Conexão Tocantins - O Brasil que se encontra aqui é visto pelo mundo
Opinião

Foto: Divulgação

Foto: Divulgação

Enquanto são muito comuns os artigos e menções à exclusão do sócio minoritário de uma empresa por iniciativa do majoritário, judicial ou extrajudicialmente, são raríssimas as referências à exclusão do majoritário pelo minoritário. Essa possibilidade deveria ser mais comum, tendo em vista a diversidade de conduta na gestão das empresas brasileiras.

A exclusão do minoritário é considerada óbvia, diante da suposição de que decisões de maior importância na sociedade devem ser tomadas por quem detém a maioria do capital social, os sócios que, teoricamente, têm maiores interesses na preservaçãos da empresa.

Observemos, no entanto, que uma empresa pode ser posta a funcionar legalmente e é reconhecida pelo Poder Público por sua função social, ou seja, como ente jurídico que deve contribuir para o bem da sociedade. E esta assim o faz quando produz, gera empregos, recolhe tributos etc.

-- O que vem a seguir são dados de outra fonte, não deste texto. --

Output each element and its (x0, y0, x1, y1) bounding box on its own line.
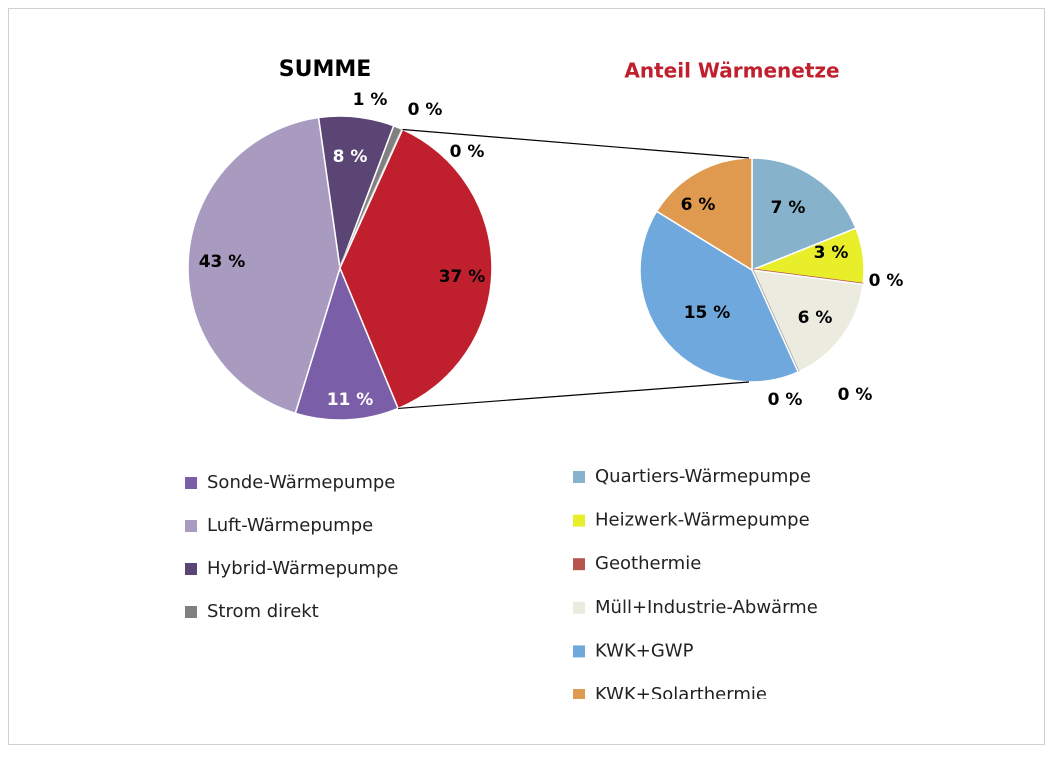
legend-label: Sonde-Wärmepumpe (207, 472, 395, 493)
legend-swatch (185, 477, 197, 489)
legend-label: Strom direkt (207, 601, 319, 622)
pie-slice (750, 269, 864, 374)
chart-title: SUMME (279, 57, 372, 82)
data-label: 3 % (814, 243, 849, 263)
legend-swatch (185, 563, 197, 575)
legend-label: Heizwerk-Wärmepumpe (595, 510, 810, 531)
data-label: 0 % (869, 271, 904, 291)
legend-label: Geothermie (595, 553, 701, 574)
legend-swatch (185, 606, 197, 618)
data-label: 6 % (681, 195, 716, 215)
data-label: 6 % (798, 308, 833, 328)
legend-swatch (573, 514, 585, 527)
legend-swatch (573, 645, 585, 658)
legend-label: Hybrid-Wärmepumpe (207, 558, 398, 579)
legend-swatch (573, 689, 585, 699)
data-label: 8 % (333, 147, 368, 167)
data-label: 0 % (768, 390, 803, 410)
pie-slice (339, 128, 493, 410)
pie-slice (187, 116, 341, 415)
legend-swatch (185, 520, 197, 532)
data-label: 43 % (199, 252, 246, 272)
pie-slice (639, 210, 800, 383)
data-label: 0 % (408, 100, 443, 120)
legend-swatch (573, 558, 585, 571)
connector-line (398, 381, 750, 410)
legend-swatch (573, 471, 585, 483)
legend-label: KWK+Solarthermie (595, 684, 767, 705)
legend-label: Quartiers-Wärmepumpe (595, 466, 811, 487)
chart-title: Anteil Wärmenetze (624, 59, 839, 83)
legend: Quartiers-Wärmepumpe Heizwerk-Wärmepumpe G… (573, 466, 818, 705)
pie-slice (655, 157, 753, 272)
connector-line (402, 128, 750, 159)
legend-label: Luft-Wärmepumpe (207, 515, 373, 536)
data-label: 15 % (684, 303, 731, 323)
legend-swatch (573, 601, 585, 614)
legend-label: KWK+GWP (595, 640, 694, 661)
data-label: 37 % (439, 267, 486, 287)
data-label: 7 % (771, 198, 806, 218)
data-label: 0 % (450, 142, 485, 162)
pie-slice (294, 265, 400, 421)
data-label: 0 % (838, 385, 873, 405)
data-label: 11 % (327, 390, 374, 410)
legend-label: Müll+Industrie-Abwärme (595, 597, 818, 618)
pie-slice (751, 157, 857, 272)
frame (8, 8, 1045, 745)
data-label: 1 % (353, 90, 388, 110)
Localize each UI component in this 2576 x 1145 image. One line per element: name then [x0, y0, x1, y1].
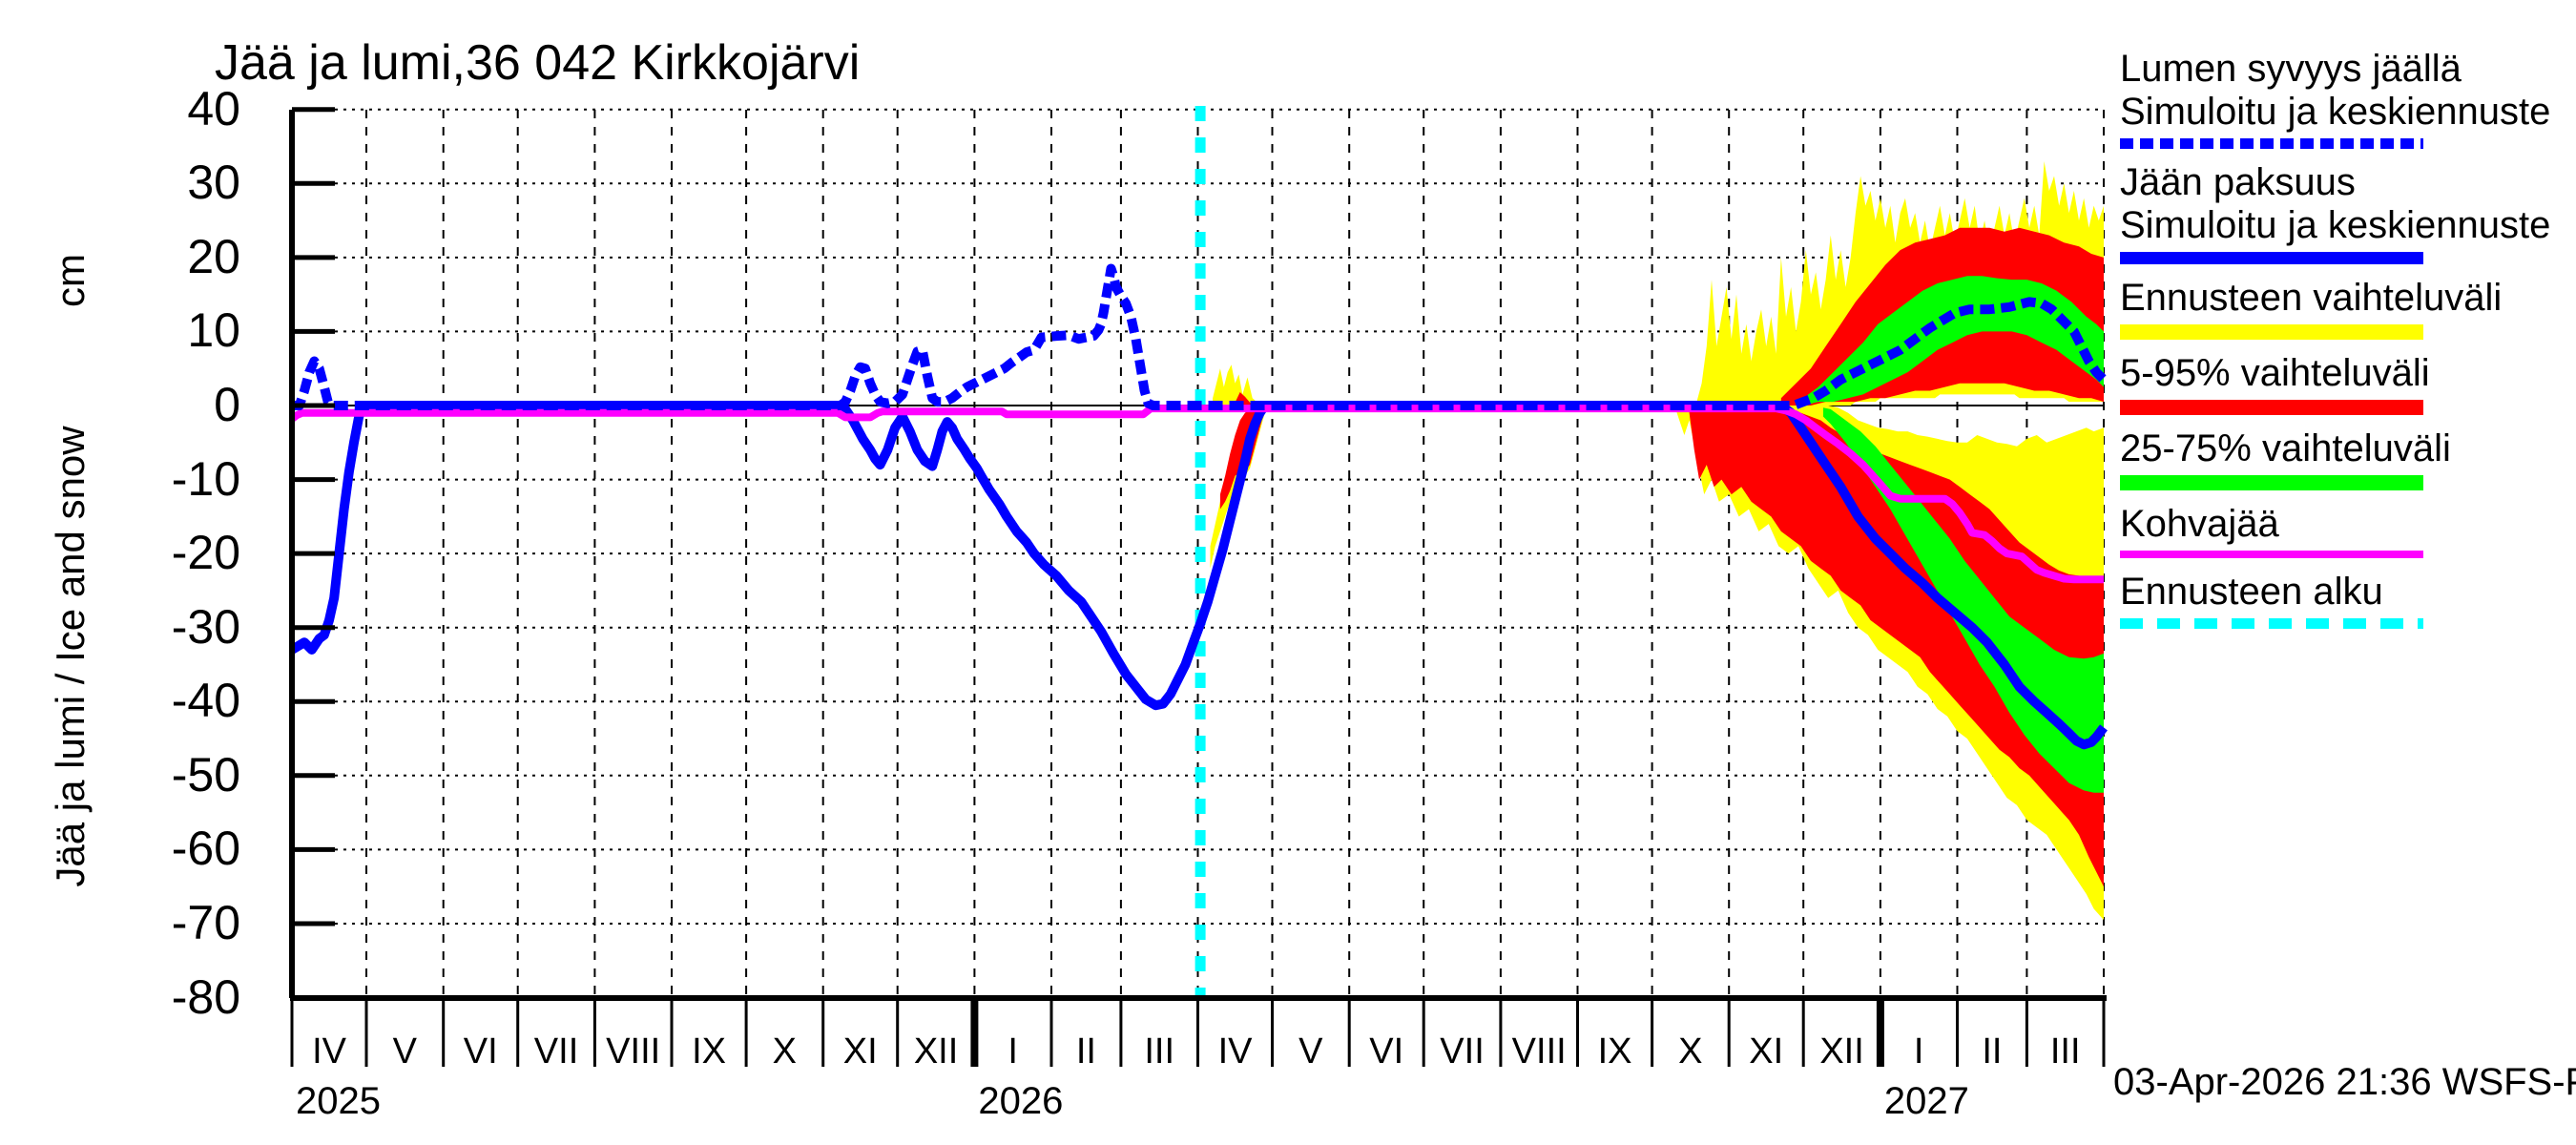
- y-axis-unit-label: cm: [48, 254, 93, 307]
- x-month-label: XII: [1819, 1031, 1864, 1072]
- timestamp-watermark: 03-Apr-2026 21:36 WSFS-P: [2113, 1061, 2576, 1103]
- legend-sample-line-magenta: [2120, 551, 2423, 558]
- y-tick-label: -60: [171, 822, 240, 876]
- legend-item-label: 5-95% vaihteluväli: [2120, 352, 2430, 394]
- legend-sample-bar-yellow: [2120, 324, 2423, 340]
- legend-item-label: Ennusteen vaihteluväli: [2120, 277, 2503, 319]
- legend: Lumen syvyys jäällä Simuloitu ja keskienn…: [2120, 48, 2574, 641]
- x-month-label: XI: [842, 1031, 878, 1072]
- legend-sample-bar-green: [2120, 475, 2423, 490]
- y-tick-label: 40: [187, 81, 240, 135]
- x-month-label: II: [1982, 1031, 2003, 1072]
- legend-item-bar-red: 5-95% vaihteluväli: [2120, 352, 2574, 415]
- legend-item-label: Simuloitu ja keskiennuste: [2120, 91, 2551, 133]
- x-month-label: X: [772, 1031, 798, 1072]
- x-month-label: I: [1913, 1031, 1924, 1072]
- x-year-label: 2027: [1883, 1080, 1969, 1122]
- legend-item-label: Lumen syvyys jäällä: [2120, 48, 2462, 90]
- x-month-label: VIII: [606, 1031, 661, 1072]
- legend-sample-bar-red: [2120, 400, 2423, 415]
- band-snow_25_75_range: [1803, 276, 2104, 406]
- y-axis-label: Jää ja lumi / Ice and snow: [48, 426, 93, 887]
- legend-item-label: Ennusteen alku: [2120, 571, 2383, 613]
- chart-title: Jää ja lumi,36 042 Kirkkojärvi: [215, 35, 861, 91]
- legend-item-bar-yellow: Ennusteen vaihteluväli: [2120, 277, 2574, 340]
- x-month-label: III: [1144, 1031, 1175, 1072]
- x-month-label: VII: [1440, 1031, 1485, 1072]
- legend-item-label: 25-75% vaihteluväli: [2120, 427, 2451, 469]
- y-tick-label: -50: [171, 747, 240, 802]
- legend-item-bar-green: 25-75% vaihteluväli: [2120, 427, 2574, 490]
- x-month-label: IV: [312, 1031, 346, 1072]
- x-month-label: VIII: [1511, 1031, 1567, 1072]
- x-month-label: III: [2049, 1031, 2081, 1072]
- x-month-label: VI: [463, 1031, 498, 1072]
- legend-sample-dashed-cyan: [2120, 618, 2423, 629]
- x-year-label: 2026: [978, 1080, 1064, 1122]
- y-tick-label: -40: [171, 674, 240, 728]
- series-ice-thickness: [289, 401, 2108, 750]
- x-month-label: XI: [1749, 1031, 1784, 1072]
- y-tick-label: -80: [171, 969, 240, 1024]
- x-month-label: II: [1075, 1031, 1096, 1072]
- x-month-label: I: [1008, 1031, 1018, 1072]
- legend-item-dashed-blue: Lumen syvyys jäällä Simuloitu ja keskienn…: [2120, 48, 2574, 149]
- x-month-label: X: [1678, 1031, 1703, 1072]
- y-tick-label: 20: [187, 229, 240, 283]
- legend-sample-solid-blue: [2120, 252, 2423, 264]
- y-tick-label: 30: [187, 156, 240, 210]
- y-tick-label: -70: [171, 895, 240, 949]
- band-ice_5_95_range: [1689, 406, 2104, 887]
- y-tick-label: 10: [187, 303, 240, 358]
- legend-item-dashed-cyan: Ennusteen alku: [2120, 571, 2574, 629]
- legend-sample-dashed-blue: [2120, 138, 2423, 149]
- y-tick-label: -10: [171, 451, 240, 506]
- series-kohvajaa: [289, 405, 2104, 584]
- x-month-label: VI: [1369, 1031, 1404, 1072]
- x-month-label: IX: [1597, 1031, 1632, 1072]
- x-month-label: XII: [913, 1031, 959, 1072]
- series-snow-depth: [292, 263, 2108, 410]
- x-month-label: IV: [1217, 1031, 1253, 1072]
- x-month-label: V: [392, 1031, 418, 1072]
- x-month-label: IX: [692, 1031, 726, 1072]
- y-tick-label: -30: [171, 599, 240, 654]
- legend-item-label: Kohvajää: [2120, 503, 2279, 545]
- y-tick-label: 0: [214, 378, 240, 431]
- legend-item-solid-blue: Jään paksuus Simuloitu ja keskiennuste: [2120, 161, 2574, 264]
- x-month-label: V: [1298, 1031, 1323, 1072]
- legend-item-label: Jään paksuus: [2120, 161, 2356, 203]
- legend-item-label: Simuloitu ja keskiennuste: [2120, 204, 2551, 246]
- y-tick-label: -20: [171, 526, 240, 580]
- band-spring2026_snow_full_range: [1213, 364, 1263, 406]
- x-year-label: 2025: [296, 1080, 381, 1122]
- legend-item-line-magenta: Kohvajää: [2120, 503, 2574, 558]
- x-month-label: VII: [533, 1031, 579, 1072]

Isto fica claro na definição da Ordem Econômica, artigo 170 da Constituição, destinado a fazer com que toda atividade nessa área sirva para valorizar o trabalho, as empresas, a livre iniciativa, indo até a “existência digna”. São princípios que constam também do Código Civil, do Código de Proteção ao Consumidor, da Lei da Sociedade Anônima e até da própria legislação penal, que, em inúmeros artigos prevê penalidades para empresários que infringem suas normas.

Em resumo, toda a organização social se reflete na legislação e ela é toda em um sentido: de que empresa deve servir à sociedade. Isto é mais verdade para os tempos atuais que consagra teorias de gestão responsável, participativa, inclusiva e humanista. A vitoriosa “ESG” tem preocupação ambiental, social e de governança e destaca-se entre outros sistemas de gestão que reconhecem a prevalência do interesse público.

Evidente que todos esses comandos se estendem ao empresário, onde nasce a empresa, é o responsável, é quem a comanda. A empresa é ficção jurídica e segue os rumos que seus sócios ditam.

Mas e se o empresário majoritário age de forma antissocial, comete reiteradamente atos ilícitos, sonega direitos do fisco, dos trabalhadores, viola normas ambientais, apropria-se de lucros dos sócios, põe em circulação produtos perigosos para os consumidores? E isso numa mesma empresa em que sócio minoritário tenta fazer com que as atividades respeitem a lei, a ética, o consumidor, o trabalhador e os interesses sociais.

Está claro que nesse caso, tendo em vista a conduta delinquente do majoritário, o minoritário deve ter o poder de exclui-lo, resguardando os interesses sociais, a referida produção ou prestação de serviços, os empregos, os tributos, a função social da empresa.

Se majoritário, por exemplo, passa a utilizar a empresa para traficar entorpecentes contra a vontade e os interesses do minoritário e principalmente da sociedade? Por que não permitir a continuidade dessa empresa com exclusão daquele que a usa de forma delinquente?

É certo que o majoritário tem direito a seu capital, que por sua vez pode ser arrestado pelo Poder Público como compensação dos prejuízos causados à sociedade.

Em certos casos, a lei prevê que o Poder Público se aproprie de propriedades do delinquente. Explicitamente de terras, veículos e bens equivalentes usados em tráfico de drogas.

Nada mais razoável, pois, que a empresa fique com quem a faça cumprir sua função social e não necessariamente a quem tenha a maioria das quotas.

*Percival Maricato, sócio do Maricato Advogados Associados.